High availability and disaster recovery (3-site replication)
Combining policy-based high availability and asynchronous policy-based replication for disaster recovery enables a 3-site replication solution for the most mission-critical workloads. You can manage the high availability and disaster recovery replication from the Storage partition page on the management GUI.
Policy-based HA provides a zero recovery point objective (RPO) solution using two independent storage systems with synchronous replication across metro-area distances and active-active access for hosts at both sites with seamless failover for zero recovery time objective (RTO). Asynchronous replication (RPO > 0) to a third system provides disaster recovery capability (RTO > 0) in the event of a metro-area disaster.
Three-site replication for a storage partition can be configured in any of the following ways:
- Starting with an existing 2-site high availability configuration, then adding replication for disaster recovery at a third side.
- Starting with an existing 2-site configuration for disaster recovery using storage partitions, then adding high availability to either of the partitions.
- Configuring 3-site replication for high availability and disaster recovery in a single operation.
Partnerships must be configured between all three systems. High availability requires either a Fibre Channel or an RDMA-based Ethernet partnership. The partnership for disaster recovery additionally supports the use of a long-distance TCP partnership. The different partnerships between systems can use different types of connectivity.
The use of separate node ports is recommended to isolate the different types of traffic for:
- High availability partnerships
- Disaster recovery partnerships
- Hosts and external storage, which can also be separated further if desired
Example error scenarios
This table lists examples of possible error scenarios and the expected behaviour in a 3-site solution, starting from an initial healthy state.

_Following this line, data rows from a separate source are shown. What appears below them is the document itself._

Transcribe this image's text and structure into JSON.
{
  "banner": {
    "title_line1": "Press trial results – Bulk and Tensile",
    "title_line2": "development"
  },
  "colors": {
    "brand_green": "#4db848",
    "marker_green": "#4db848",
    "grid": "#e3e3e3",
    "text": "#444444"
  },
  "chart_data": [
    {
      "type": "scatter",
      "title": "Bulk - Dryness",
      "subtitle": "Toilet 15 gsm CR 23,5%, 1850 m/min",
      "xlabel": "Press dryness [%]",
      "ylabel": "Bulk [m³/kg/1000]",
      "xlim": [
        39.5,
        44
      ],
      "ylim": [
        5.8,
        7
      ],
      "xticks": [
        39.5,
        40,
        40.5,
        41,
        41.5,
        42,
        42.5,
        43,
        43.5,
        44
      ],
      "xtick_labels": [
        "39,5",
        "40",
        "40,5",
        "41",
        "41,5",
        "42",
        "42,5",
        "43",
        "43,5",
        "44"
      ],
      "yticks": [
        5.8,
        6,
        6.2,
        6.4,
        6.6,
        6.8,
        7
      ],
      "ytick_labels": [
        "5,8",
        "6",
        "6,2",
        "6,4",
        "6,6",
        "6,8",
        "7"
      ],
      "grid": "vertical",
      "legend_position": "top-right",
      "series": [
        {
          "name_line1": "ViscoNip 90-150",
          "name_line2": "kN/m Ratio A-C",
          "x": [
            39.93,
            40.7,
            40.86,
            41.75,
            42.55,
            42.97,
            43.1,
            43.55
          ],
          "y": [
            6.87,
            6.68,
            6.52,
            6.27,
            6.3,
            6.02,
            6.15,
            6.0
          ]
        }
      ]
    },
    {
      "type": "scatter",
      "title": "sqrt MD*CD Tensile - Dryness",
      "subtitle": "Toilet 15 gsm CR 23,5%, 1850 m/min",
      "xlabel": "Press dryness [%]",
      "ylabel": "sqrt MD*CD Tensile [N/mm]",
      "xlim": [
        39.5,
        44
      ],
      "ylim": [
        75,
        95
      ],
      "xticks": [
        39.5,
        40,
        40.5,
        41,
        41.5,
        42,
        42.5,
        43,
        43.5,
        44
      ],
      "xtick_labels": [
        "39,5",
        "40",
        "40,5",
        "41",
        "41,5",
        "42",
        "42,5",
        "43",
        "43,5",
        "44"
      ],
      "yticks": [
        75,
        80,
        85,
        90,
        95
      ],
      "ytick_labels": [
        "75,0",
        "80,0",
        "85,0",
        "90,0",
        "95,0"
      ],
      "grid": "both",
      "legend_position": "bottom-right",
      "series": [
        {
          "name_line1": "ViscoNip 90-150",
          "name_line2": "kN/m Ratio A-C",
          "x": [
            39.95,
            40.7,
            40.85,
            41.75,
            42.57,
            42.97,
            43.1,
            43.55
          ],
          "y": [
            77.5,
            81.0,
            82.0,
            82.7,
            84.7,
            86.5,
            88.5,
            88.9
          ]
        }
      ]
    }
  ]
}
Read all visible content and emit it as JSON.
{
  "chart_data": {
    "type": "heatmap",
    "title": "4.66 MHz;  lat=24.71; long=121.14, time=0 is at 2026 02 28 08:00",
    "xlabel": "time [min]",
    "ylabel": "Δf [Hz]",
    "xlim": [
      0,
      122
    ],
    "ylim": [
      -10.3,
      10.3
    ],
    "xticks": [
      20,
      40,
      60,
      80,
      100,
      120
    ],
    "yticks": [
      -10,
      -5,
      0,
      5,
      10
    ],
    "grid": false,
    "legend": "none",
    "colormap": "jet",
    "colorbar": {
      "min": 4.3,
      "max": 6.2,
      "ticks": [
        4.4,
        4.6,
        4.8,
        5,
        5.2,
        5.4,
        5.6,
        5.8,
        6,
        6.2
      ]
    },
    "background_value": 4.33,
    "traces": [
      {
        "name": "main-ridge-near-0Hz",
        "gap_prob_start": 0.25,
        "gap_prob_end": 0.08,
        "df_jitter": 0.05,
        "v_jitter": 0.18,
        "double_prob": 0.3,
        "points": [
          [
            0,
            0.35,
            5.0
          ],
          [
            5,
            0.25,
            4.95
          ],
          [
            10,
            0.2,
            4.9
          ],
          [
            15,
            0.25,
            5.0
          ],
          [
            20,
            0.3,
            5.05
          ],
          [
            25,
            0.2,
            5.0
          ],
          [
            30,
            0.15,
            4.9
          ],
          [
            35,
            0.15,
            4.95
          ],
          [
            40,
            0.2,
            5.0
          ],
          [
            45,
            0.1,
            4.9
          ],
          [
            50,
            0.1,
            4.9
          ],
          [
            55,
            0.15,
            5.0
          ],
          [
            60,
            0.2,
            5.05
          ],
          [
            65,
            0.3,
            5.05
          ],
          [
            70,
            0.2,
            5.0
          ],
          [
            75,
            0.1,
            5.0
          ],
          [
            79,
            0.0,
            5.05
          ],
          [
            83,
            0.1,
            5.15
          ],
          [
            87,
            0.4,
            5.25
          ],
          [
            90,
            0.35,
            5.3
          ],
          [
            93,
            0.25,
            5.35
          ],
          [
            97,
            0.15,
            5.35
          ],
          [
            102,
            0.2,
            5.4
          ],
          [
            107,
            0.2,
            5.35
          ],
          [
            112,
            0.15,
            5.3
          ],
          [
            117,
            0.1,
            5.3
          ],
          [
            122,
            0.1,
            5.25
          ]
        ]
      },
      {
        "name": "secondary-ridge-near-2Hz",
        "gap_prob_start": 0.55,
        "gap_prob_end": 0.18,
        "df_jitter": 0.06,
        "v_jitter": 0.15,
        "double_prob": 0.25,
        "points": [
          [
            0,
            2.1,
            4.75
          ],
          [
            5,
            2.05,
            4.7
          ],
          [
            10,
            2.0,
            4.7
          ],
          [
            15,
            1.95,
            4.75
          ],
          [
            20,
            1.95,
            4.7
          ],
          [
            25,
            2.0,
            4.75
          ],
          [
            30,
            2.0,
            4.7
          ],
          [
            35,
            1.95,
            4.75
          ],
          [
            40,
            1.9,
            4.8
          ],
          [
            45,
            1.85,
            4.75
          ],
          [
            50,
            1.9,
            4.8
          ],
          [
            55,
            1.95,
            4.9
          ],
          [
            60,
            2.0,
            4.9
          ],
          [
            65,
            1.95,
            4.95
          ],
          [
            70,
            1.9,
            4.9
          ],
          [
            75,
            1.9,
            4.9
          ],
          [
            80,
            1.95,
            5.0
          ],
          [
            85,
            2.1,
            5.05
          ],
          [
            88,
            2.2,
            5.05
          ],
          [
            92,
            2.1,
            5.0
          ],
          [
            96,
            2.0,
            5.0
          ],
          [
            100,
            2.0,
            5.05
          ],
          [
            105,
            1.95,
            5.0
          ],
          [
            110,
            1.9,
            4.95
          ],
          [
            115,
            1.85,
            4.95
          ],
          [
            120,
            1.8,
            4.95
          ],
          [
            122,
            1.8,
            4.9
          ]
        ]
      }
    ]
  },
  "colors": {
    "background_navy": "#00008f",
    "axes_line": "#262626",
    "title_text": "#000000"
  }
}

Scenario | High availability | Disaster recovery |
---|---|---|
Loss of connectivity between the non-preferred HA system and the DR system | No impact | No impact |
Loss of connectivity between the preferred HA system and the DR system |
The active management system will change to the non-preferred system to maintain replication to the DR system. The storage partition remains active-active with no interruption to host access. The preferred system will automatically become the active management system again when connectivity to the DR system is restored. |
No impact |
Loss of connectivity between the HA systems | If the connectivity issue lasts more than 3 seconds, HA will be suspended. The volumes within the storage partition will remain accessible through one of the two HA systems. | No impact. Replication will continue between the active management system and the DR system. |
Both HA systems lose connectivity to the DR system | No impact |
Replication is suspended. Replication will resume automatically when connectivity is restored. |
One or both of the HA systems lose connectivity to all quorum applications | No impact. However, the loss of quorum will prevent the non-preferred system from taking over the partition if the HA systems lose connectivity, or if the preferred system becomes unavailable. | No impact |
The preferred HA system is unavailable (for example, power failure, hardware failure) |
The storage partition will continue to be accessible on the non-preferred system. HA will automatically re-establish when the preferred system is available. |
Replication will continue between the active management system and the DR system. |
The non-preferred HA system is unavailable (for example, power failure, hardware failure) |
The storage partition will continue to be accessible on the preferred system. HA will automatically re-establish when the non-preferred system is available. |
Replication will continue between the active management system and the DR system. |
The DR system is unavailable (for example, power failure, hardware failure) | No impact |
Replication is suspended. Replication will resume automatically when the DR system is available. |
Loss of management IP connectivity only between the HA systems |
No impact on host I/O. If high availability is established for the partition, configuration changes that would result in the loss of high availability are blocked. If high availability is not established, configuration changes are permitted and HA will re-establish automatically when connectivity is restored. |
No impact. |
Loss of management IP connectivity only between the active management system and the DR system | No impact. |
Configuration changes made to the HA storage partition cannot be replicated to the DR system. Replication will be suspended if configuration changes are required on the DR system. If replication is suspended, it will resume automatically when connectivity is restored. |
Access is enabled to the recovery copy of one or more volume groups in the storage partition | No impact. | Replication is suspended for the independent volume groups. Host I/O and configuration changes are allowed on the HA and DR partitions independently. |
Replication is restarted to synchronize changes from the DR system to the HA systems |
HA is suspended while replication is running from the DR system to the active management system. HA will re-establish automatically when there are no volume groups replicating from the DR system. |
No impact. |